Webcams used in major internet DDoS attack

October 25, 2016

by Brian Galloway

Last week’s attack on multiple websites including Twitter, Spotify, and Reddit was carried out using internet-connected home devices as means of overloading the sites, experts have found.

The “global event” involved “tens of millions” of internet addresses, analysts said, and used the ‘internet of things” – home devices connected to the web – as a means of overwhelming sites with coordinated messages from thousands of machines.

Machines in people’s homes were secretly used without the owners ever knowing.

The result for sites targeted in such an attack is a distributed denial of service (DDoS) and a lack of capacity for the sites to facilitate genuine users. Twitter, Spotify and Reddit all use a company called Dyn, which was the primary target of the attack. It is used to direct users to sites.

By attacking Dyn instead of just one site, the huge number of sites that use it were affected in turn.

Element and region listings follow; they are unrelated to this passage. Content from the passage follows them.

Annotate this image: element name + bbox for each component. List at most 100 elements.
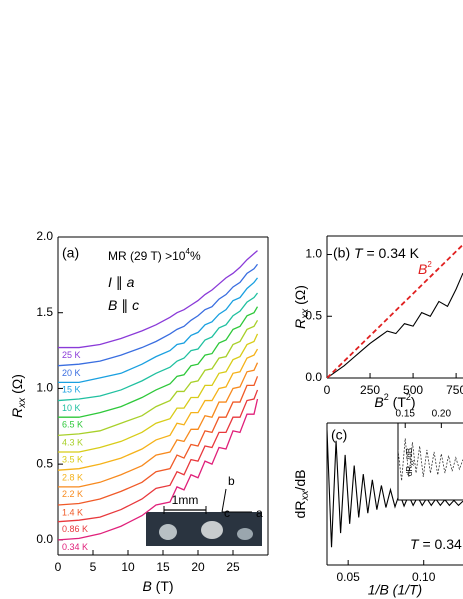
label-part: B — [374, 394, 383, 410]
label-part: xx — [410, 460, 416, 466]
data-line — [58, 389, 259, 523]
annotation-text: B — [108, 297, 117, 313]
subtitle: T = 0.34 K — [354, 245, 420, 261]
data-line — [327, 430, 463, 548]
x-axis-label: B2 (T2) — [374, 392, 415, 409]
axis-letter: b — [228, 474, 235, 488]
photo-blob — [201, 521, 223, 539]
scale-label: 1mm — [172, 493, 199, 507]
annotation-text: c — [132, 297, 139, 313]
series-label: 3.5 K — [62, 454, 83, 464]
x-tick-label: 20 — [191, 560, 205, 574]
label-part: (Ω) — [292, 285, 308, 309]
inset-y-label: dRxx/dB — [405, 448, 415, 476]
label-part: xx — [17, 397, 28, 409]
x-tick-label: 0.15 — [395, 409, 415, 420]
series-label: 10 K — [62, 403, 81, 413]
annotation: B ∥ c — [108, 297, 139, 313]
label-part: 2 — [427, 260, 432, 269]
annotation-sup: 4 — [185, 247, 190, 256]
annotation-text: % — [190, 249, 201, 263]
x-tick-label: 0 — [324, 383, 331, 397]
panel-label: (c) — [331, 427, 347, 443]
data-line — [58, 362, 259, 488]
panel-label: (a) — [62, 245, 79, 261]
data-line — [327, 243, 463, 378]
label-part: B — [418, 261, 427, 277]
x-tick-label: 0.10 — [412, 570, 436, 584]
label-part: T — [410, 536, 420, 552]
annotation-text: a — [127, 274, 135, 290]
series-label: 2.2 K — [62, 489, 83, 499]
x-tick-label: 500 — [403, 383, 423, 397]
crystal-axis — [221, 488, 227, 513]
subtitle: T = 0.34 K — [410, 536, 463, 552]
annotation-text: I — [108, 274, 112, 290]
annotation-text: MR (29 T) >10 — [108, 249, 186, 263]
y-tick-label: 0.0 — [305, 370, 322, 384]
label-part: 2 — [384, 392, 389, 402]
x-tick-label: 250 — [360, 383, 380, 397]
x-tick-label: 10 — [121, 560, 135, 574]
y-axis-label: dRxx/dB — [292, 470, 311, 519]
photo-blob — [237, 528, 253, 540]
data-line — [58, 333, 259, 453]
annotation: MR (29 T) >104% — [108, 247, 201, 263]
label-part: T — [354, 245, 364, 261]
x-tick-label: 0.05 — [336, 570, 360, 584]
label-part: B — [142, 578, 151, 594]
y-tick-label: 1.5 — [36, 305, 53, 319]
label-part: dR — [405, 466, 414, 476]
label-part: /dB — [292, 470, 308, 491]
x-tick-label: 5 — [90, 560, 97, 574]
series-label: 6.5 K — [62, 420, 83, 430]
series-label: 20 K — [62, 368, 81, 378]
data-line — [58, 292, 259, 402]
series-label: 25 K — [62, 350, 81, 360]
annotation-text: ∥ — [112, 274, 127, 290]
series-label: 0.86 K — [62, 524, 88, 534]
label-part: ) — [411, 394, 416, 410]
label-part: R — [292, 319, 308, 329]
y-tick-label: 1.0 — [36, 381, 53, 395]
series-label: 1.4 K — [62, 507, 83, 517]
panel-label: (b) — [333, 245, 350, 261]
axis-letter: c — [224, 506, 230, 520]
fit-label: B2 — [418, 260, 432, 277]
data-line — [58, 348, 259, 471]
x-tick-label: 25 — [226, 560, 240, 574]
label-part: = 0.34 K — [419, 536, 463, 552]
x-tick-label: 15 — [156, 560, 170, 574]
photo-blob — [159, 524, 177, 540]
y-tick-label: 0.5 — [36, 456, 53, 470]
y-tick-label: 1.0 — [305, 247, 322, 261]
y-axis-label: Rxx (Ω) — [292, 285, 311, 329]
label-part: R — [9, 408, 25, 418]
data-line — [58, 277, 259, 384]
inset-background — [398, 423, 463, 500]
data-line — [58, 398, 259, 541]
label-part: dR — [292, 501, 308, 519]
label-part: xx — [300, 308, 311, 320]
annotation-text: ∥ — [117, 297, 132, 313]
x-tick-label: 0 — [55, 560, 62, 574]
label-part: (Ω) — [9, 374, 25, 398]
data-line — [58, 376, 259, 506]
axis-letter: a — [256, 506, 263, 520]
x-tick-label: 750 — [446, 383, 463, 397]
series-label: 4.3 K — [62, 438, 83, 448]
annotation: I ∥ a — [108, 274, 135, 290]
data-line — [58, 250, 258, 349]
series-label: 2.8 K — [62, 473, 83, 483]
sample-photo — [146, 488, 262, 546]
label-part: (T) — [152, 578, 174, 594]
label-part: xx — [300, 490, 311, 502]
y-tick-label: 2.0 — [36, 229, 53, 243]
data-line — [58, 306, 259, 418]
y-tick-label: 0.5 — [305, 308, 322, 322]
y-axis-label: Rxx (Ω) — [9, 374, 28, 418]
data-line — [398, 438, 463, 481]
series-label: 15 K — [62, 385, 81, 395]
data-line — [58, 263, 259, 367]
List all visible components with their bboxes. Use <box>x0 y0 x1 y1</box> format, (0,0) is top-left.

Factory passwords make home devices an easy target

Hackers were able to use home devices in such a way because many have unchangeable factory settings for usernames and passwords – and experts say those made in China are particularly problematic in this respect.

Security firm Flashpoint said it had confirmed the attack used botnets infected with the “Mirai” malware.

“Mirai scours the Web for IoT (Internet of Things) devices protected by little more than factory-default usernames and passwords,” explained cybersecurity expert Brian Krebs, “and then enlists the devices in attacks that hurl junk traffic at an online target until it can no longer accommodate legitimate visitors or users.”

Krebs’ company was itself affected by a similar attack in September, one of the biggest ever known.

This type of attack is quite new, but the public release of Mirai in September opened up more opportunities for hackers.

Jeff Jarmoc, head of security for global business service Salesforce, laconically pointed out the emerging problem, tweeting:

“In a relatively short time we’ve taken a system built to resist destruction by nuclear weapons and made it vulnerable to toasters.”